Sunday, June 13, 2010

Div Dictionary: Refectory




Div Dictionary: Refectory

Refectory (n.): Sterling Divinity Quadrangle’s source for meals.

Josh did a great job talking about some of the food options off the hill. He missed out on one thing: the Carts. So here’s an aside on the Carts, before I get going about the Refectory at the Div School (wow, that’s a lot of capital letters on words that don’t always get them).

The Carts are one of the most affordable ways to get lots of food options. Mexican, Thai, Ethiopian, Thai, Indian, Thai, Thai, and Thai are all available. They’re located at a few places, the nearest cluster to us being outside the School of Management.

$4-$7...cash, not Eli Bucks... gets you a great lunch, only a 5-7 minute walk away. Think about that: you essentially pay a dollar for each minute you walk, and get free food. Some people pay rates like that just to walk on a treadmill at the gym, and so you’re getting both a workout AND food. Great times.

For those of you who have 3 classes in a row some days, and cannot enjoy the glories of HGS or Commons, Mother Yale has given the Div School its own dining hall, known as the Refectory. It is open every day from 7:30a.m.-2p.m., serving breakfast stuff (egg sandwiches are usually not an option until about 7:45 a.m., fair warning), lunch, and snackie-stuff. There are four main areas: a ‘hot dish’ area where you find daily hot options and soups (such as baked chicken with mashed sweet potatoes, ziti, or various Indian foods over rice). The salad line bar is next, comes with three kinds of greens and lots of fixings that I can’t talk too much about since I pretty much ignore that area. Third is the cold area, where you can get pre-made sandwiches, drinks, sushi, hummus snacks, fruit, etc. Again, I know little. Finally, my favorite…the grill. Good times were had by all there. At least in the short run until arteries clog and such. But seriously, good times in the short run.

As Josh said, when you begin the school year, you’ll automatically be charged a board fee (Eli Bucks). You’ll get that money back though – it’s loaded onto your student ID so that you can use it to purchase food at lunch or between classes (or, for the ambitious among us, before classes too). If you don’t use up all the money in the fall semester, it will roll over to the spring semester. If you don’t use up all that money during the spring semester, you will never see it again. This leads to many people spending lots of money at the end of the year and carrying cartloads of food out the door.
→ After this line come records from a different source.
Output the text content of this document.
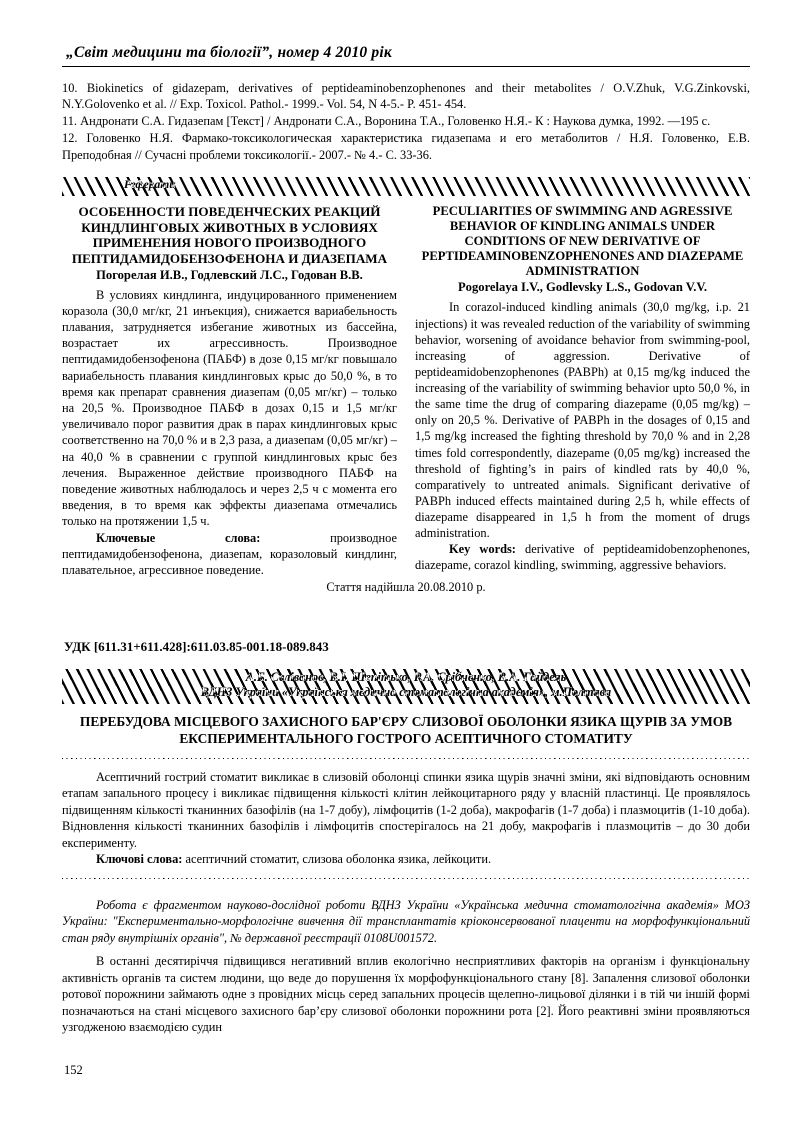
„Світ медицини та біології”, номер 4 2010 рік

10. Biokinetics of gidazepam, derivatives of peptideaminobenzophenones and their metabolites / O.V.Zhuk, V.G.Zinkovski, N.Y.Golovenko et al. // Exp. Toxicol. Pathol.- 1999.- Vol. 54, N 4-5.- P. 451- 454.

11. Андронати С.А. Гидазепам [Текст] / Андронати С.А., Воронина Т.А., Головенко Н.Я.- К : Наукова думка, 1992. —195 с.

12. Головенко Н.Я. Фармако-токсикологическая характеристика гидазепама и его метаболитов / Н.Я. Головенко, Е.В. Преподобная // Сучасні проблеми токсикології.- 2007.- № 4.- С. 33-36.

Реферати
ОСОБЕННОСТИ ПОВЕДЕНЧЕСКИХ РЕАКЦИЙ КИНДЛИНГОВЫХ ЖИВОТНЫХ В УСЛОВИЯХ ПРИМЕНЕНИЯ НОВОГО ПРОИЗВОДНОГО ПЕПТИДАМИДОБЕНЗОФЕНОНА И ДИАЗЕПАМА
Погорелая И.В., Годлевский Л.С., Годован В.В.
В условиях киндлинга, индуцированного применением коразола (30,0 мг/кг, 21 инъекция), снижается вариабельность плавания, затрудняется избегание животных из бассейна, возрастает их агрессивность. Производное пептидамидобензофенона (ПАБФ) в дозе 0,15 мг/кг повышало вариабельность плавания киндлинговых крыс до 50,0 %, в то время как препарат сравнения диазепам (0,05 мг/кг) – только на 20,5 %. Производное ПАБФ в дозах 0,15 и 1,5 мг/кг увеличивало порог развития драк в парах киндлинговых крыс соответственно на 70,0 % и в 2,3 раза, а диазепам (0,05 мг/кг) – на 40,0 % в сравнении с группой киндлинговых крыс без лечения. Выраженное действие производного ПАБФ на поведение животных наблюдалось и через 2,5 ч с момента его введения, в то время как эффекты диазепама отмечались только на протяжении 1,5 ч.
Ключевые слова:	производное пептидамидобензофенона, диазепам, коразоловый киндлинг, плавательное, агрессивное поведение.
PECULIARITIES OF SWIMMING AND AGRESSIVE BEHAVIOR OF KINDLING ANIMALS UNDER CONDITIONS OF NEW DERIVATIVE OF PEPTIDEAMINOBENZOPHENONES AND DIAZEPAME ADMINISTRATION
Pogorelaya I.V., Godlevsky L.S., Godovan V.V.
In corazol-induced kindling animals (30,0 mg/kg, i.p. 21 injections) it was revealed reduction of the variability of swimming behavior, worsening of avoidance behavior from swimming-pool, increasing of aggression. Derivative of peptideamidobenzophenones (PABPh) at 0,15 mg/kg induced the increasing of the variability of swimming behavior upto 50,0 %, in the same time the drug of comparing diazepame (0,05 mg/kg) – only on 20,5 %. Derivative of PABPh in the dosages of 0,15 and 1,5 mg/kg increased the fighting threshold by 70,0 % and in 2,28 times fold correspondently, diazepame (0,05 mg/kg) increased the threshold of fighting’s in pairs of kindled rats by 40,0 %, comparatively to untreated animals. Significant derivative of PABPh induced effects maintained during 2,5 h, while effects of diazepame disappeared in 1,5 h from the moment of drugs administration.
Key words: derivative of peptideamidobenzophenones, diazepame, corazol kindling, swimming, aggressive behaviors.
Стаття надійшла 20.08.2010 р.
УДК [611.31+611.428]:611.03.85-001.18-089.843
А.Б. Селіванов, В.І. Шепітько, Р.А. Срібненко, В.А. Гайдель
ВДНЗ України «Українська медична стоматологічна академія», м.Полтава
ПЕРЕБУДОВА МІСЦЕВОГО ЗАХИСНОГО БАР'ЄРУ СЛИЗОВОЇ ОБОЛОНКИ ЯЗИКА ЩУРІВ ЗА УМОВ ЕКСПЕРИМЕНТАЛЬНОГО ГОСТРОГО АСЕПТИЧНОГО СТОМАТИТУ
Асептичний гострий стоматит викликає в слизовій оболонці спинки язика щурів значні зміни, які відповідають основним етапам запального процесу і викликає підвищення кількості клітин лейкоцитарного ряду у власній пластинці. Це проявлялось підвищенням кількості тканинних базофілів (на 1-7 добу), лімфоцитів (1-2 доба), макрофагів (1-7 доба) і плазмоцитів (1-10 доба). Відновлення кількості тканинних базофілів і лімфоцитів спостерігалось на 21 добу, макрофагів і плазмоцитів – до 30 доби експерименту.
Ключові слова: асептичний стоматит, слизова оболонка язика, лейкоцити.
Робота є фрагментом науково-дослідної роботи ВДНЗ України «Українська медична стоматологічна академія» МОЗ України: "Експериментально-морфологічне вивчення дії трансплантатів кріоконсервованої плаценти на морфофункціональний стан ряду внутрішніх органів", № державної реєстрації 0108U001572.
В останні десятиріччя підвищився негативний вплив екологічно несприятливих факторів на організм і функціональну активність органів та систем людини, що веде до порушення їх морфофункціонального стану [8]. Запалення слизової оболонки ротової порожнини займають одне з провідних місць серед запальних процесів щелепно-лицьової ділянки і в тій чи іншій формі позначаються на стані місцевого захисного бар’єру слизової оболонки порожнини рота [2]. Його реактивні зміни проявляються узгодженою взаємодією судин
152
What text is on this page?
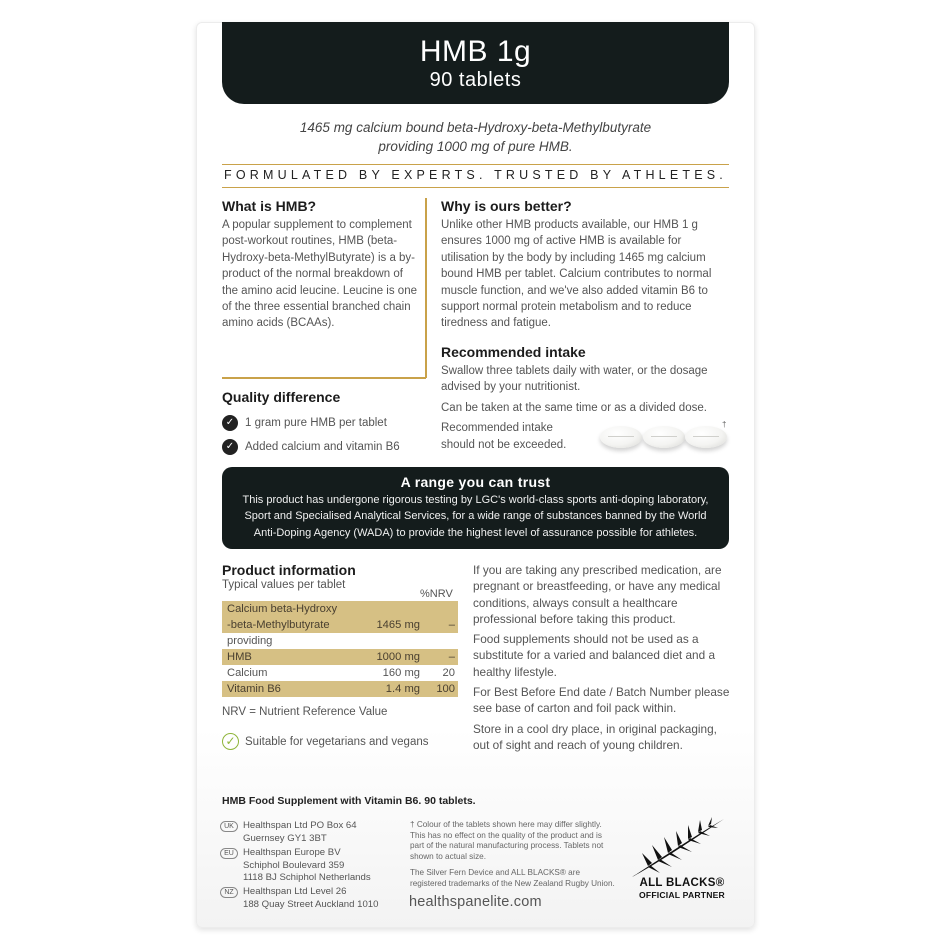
HMB 1g
90 tablets
1465 mg calcium bound beta-Hydroxy-beta-Methylbutyrate
providing 1000 mg of pure HMB.
FORMULATED BY EXPERTS. TRUSTED BY ATHLETES.
What is HMB?

A popular supplement to complement post-workout routines, HMB (beta-Hydroxy-beta-MethylButyrate) is a by-product of the normal breakdown of the amino acid leucine. Leucine is one of the three essential branched chain amino acids (BCAAs).

Why is ours better?

Unlike other HMB products available, our HMB 1 g ensures 1000 mg of active HMB is available for utilisation by the body by including 1465 mg calcium bound HMB per tablet. Calcium contributes to normal muscle function, and we've also added vitamin B6 to support normal protein metabolism and to reduce tiredness and fatigue.

Quality difference
✓ 1 gram pure HMB per tablet
✓ Added calcium and vitamin B6
Recommended intake

Swallow three tablets daily with water, or the dosage advised by your nutritionist.

Can be taken at the same time or as a divided dose.

Recommended intake

should not be exceeded.

†
A range you can trust
This product has undergone rigorous testing by LGC's world-class sports anti-doping laboratory,
Sport and Specialised Analytical Services, for a wide range of substances banned by the World
Anti-Doping Agency (WADA) to provide the highest level of assurance possible for athletes.
Product information
Typical values per tablet
%NRV
Calcium beta-Hydroxy
-beta-Methylbutyrate	1465 mg	–
providing
HMB	1000 mg	–
Calcium	160 mg	20
Vitamin B6	1.4 mg	100
NRV = Nutrient Reference Value
✓ Suitable for vegetarians and vegans

If you are taking any prescribed medication, are pregnant or breastfeeding, or have any medical conditions, always consult a healthcare professional before taking this product.

Food supplements should not be used as a substitute for a varied and balanced diet and a healthy lifestyle.

For Best Before End date / Batch Number please see base of carton and foil pack within.

Store in a cool dry place, in original packaging, out of sight and reach of young children.

HMB Food Supplement with Vitamin B6. 90 tablets.
UK Healthspan Ltd PO Box 64
Guernsey GY1 3BT
EU Healthspan Europe BV
Schiphol Boulevard 359
1118 BJ Schiphol Netherlands
NZ Healthspan Ltd Level 26
188 Quay Street Auckland 1010
† Colour of the tablets shown here may differ slightly. This has no effect on the quality of the product and is part of the natural manufacturing process. Tablets not shown to actual size.
The Silver Fern Device and ALL BLACKS® are registered trademarks of the New Zealand Rugby Union.
healthspanelite.com
ALL BLACKS®
OFFICIAL PARTNER
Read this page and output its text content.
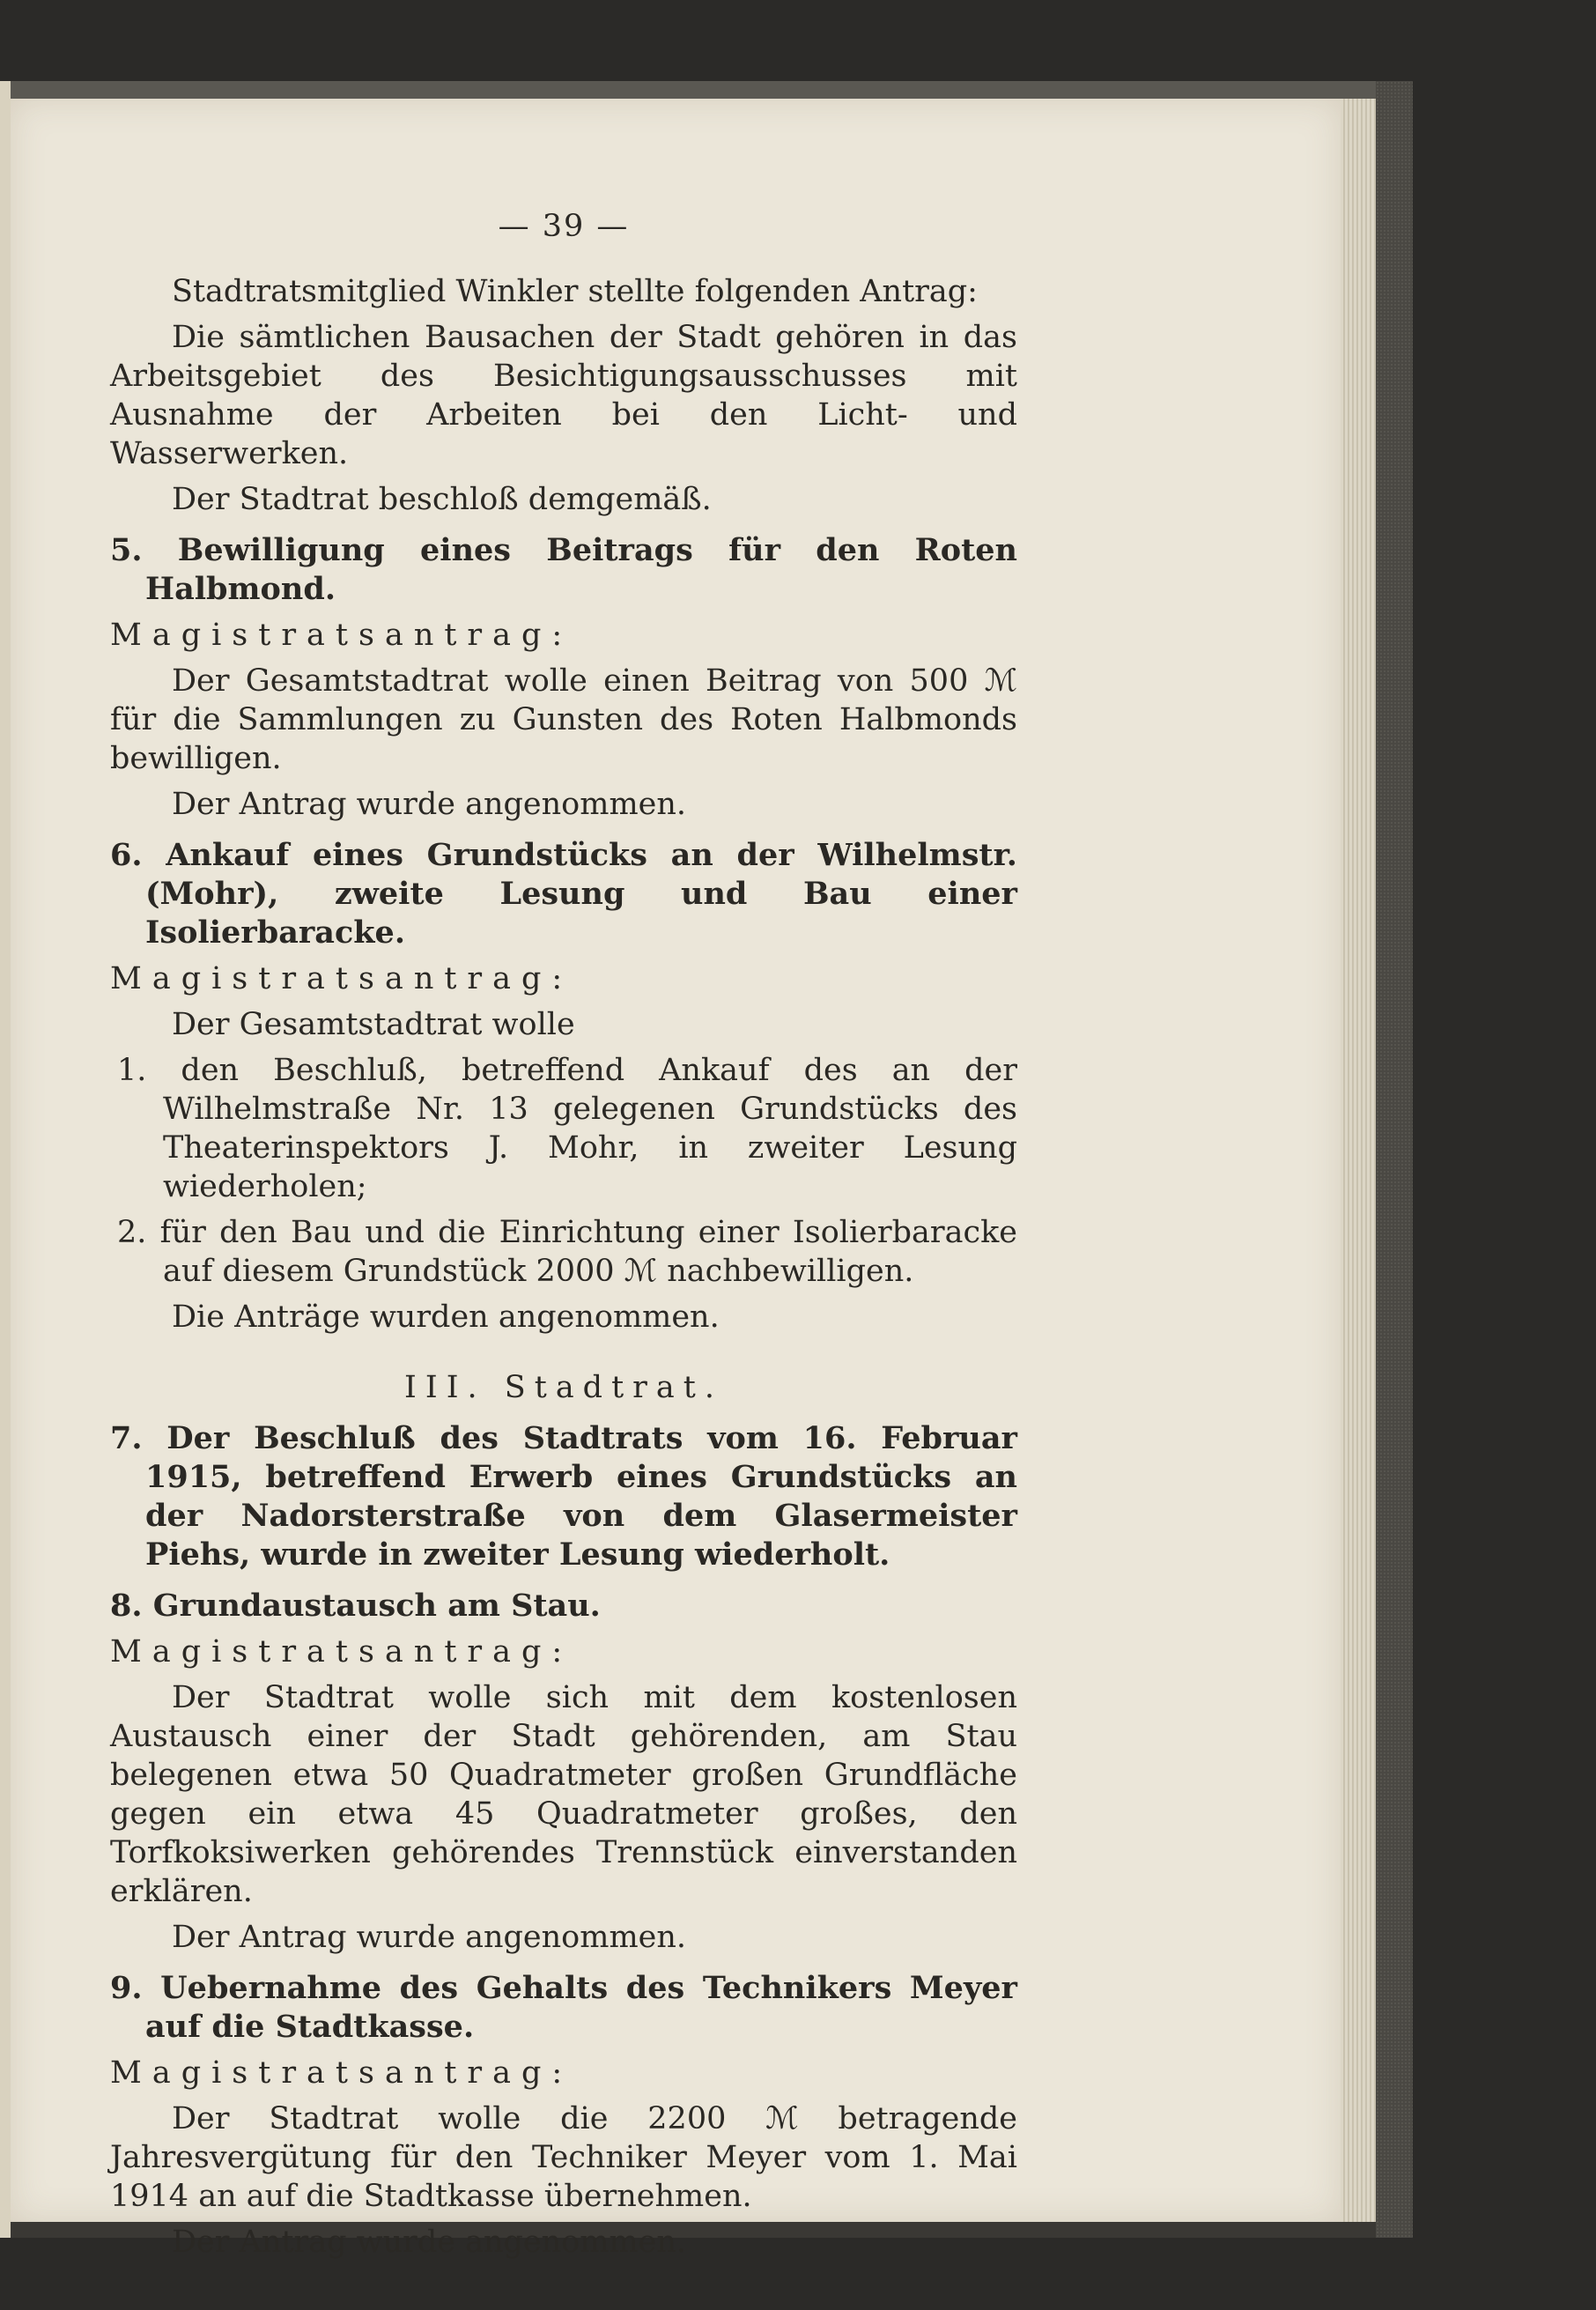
— 39 —

Stadtratsmitglied Winkler stellte folgenden Antrag:

Die sämtlichen Bausachen der Stadt gehören in das Arbeitsgebiet des Besichtigungsausschusses mit Ausnahme der Arbeiten bei den Licht- und Wasserwerken.

Der Stadtrat beschloß demgemäß.

5. Bewilligung eines Beitrags für den Roten Halbmond.

Magistratsantrag:

Der Gesamtstadtrat wolle einen Beitrag von 500 ℳ für die Sammlungen zu Gunsten des Roten Halbmonds bewilligen.

Der Antrag wurde angenommen.

6. Ankauf eines Grundstücks an der Wilhelmstr. (Mohr), zweite Lesung und Bau einer Isolierbaracke.

Magistratsantrag:

Der Gesamtstadtrat wolle

1. den Beschluß, betreffend Ankauf des an der Wilhelmstraße Nr. 13 gelegenen Grundstücks des Theaterinspektors J. Mohr, in zweiter Lesung wiederholen;

2. für den Bau und die Einrichtung einer Isolierbaracke auf diesem Grundstück 2000 ℳ nachbewilligen.

Die Anträge wurden angenommen.

III. Stadtrat.

7. Der Beschluß des Stadtrats vom 16. Februar 1915, betreffend Erwerb eines Grundstücks an der Nadorsterstraße von dem Glasermeister Piehs, wurde in zweiter Lesung wiederholt.

8. Grundaustausch am Stau.

Magistratsantrag:

Der Stadtrat wolle sich mit dem kostenlosen Austausch einer der Stadt gehörenden, am Stau belegenen etwa 50 Quadratmeter großen Grundfläche gegen ein etwa 45 Quadratmeter großes, den Torfkoksiwerken gehörendes Trennstück einverstanden erklären.

Der Antrag wurde angenommen.

9. Uebernahme des Gehalts des Technikers Meyer auf die Stadtkasse.

Magistratsantrag:

Der Stadtrat wolle die 2200 ℳ betragende Jahresvergütung für den Techniker Meyer vom 1. Mai 1914 an auf die Stadtkasse übernehmen.

Der Antrag wurde angenommen.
To spend the money, you may need to employ a little strategy. Since the refectory stocks canned goods and household items, you can buy a lot of tissues or buy cans and donate them at Marquand Chapel (for those in need at the school that the Chapel Team has been made aware of, and also those in other locations around the area). Some commuting students buy more than they need to take home to hungry kids or spouses. You could also just be me, and spend money like a sieve, and be forced to beg from your counterparts who are better with their money.

Here is a point that needs to be said a few times, just as it was to us last year: the refectory is hardly a money-making operation. The refectory is designed to provide space for the community to eat together, a remnant of the old Refectory…and a throwback to the crazy notion that people actually can become a community through sharing food. Insane, I know, but they think it can happen. (In case my glibness is hard to read: I agree with that completely, and I truly think that the Refectory is one of the best ways for us to come together as a community. We don’t always use it very well, but I firmly believe that if you share a meal with someone, there is less chance you will dislike them. The Refectory is one of the many gifts at YDS, and often under-utilized for the benefit it could give us as individuals, as colleagues, and as classmates.)

You will find some professors eating there all the time--John Collins, Chloe Starr, Denys Turner among the most common profs who take an active interest in eating with students and engaging them in this space. You will also find that the staff is great. Seriously. You are lucky to have them here, and you will realize this time and time again over the next few years I trust.

So, there you have it. Food is good for community, we have a place to get food and community right in our halls, so those of you who run away to HGS or Commons are just anti-social. That’s the moral to draw from this, right?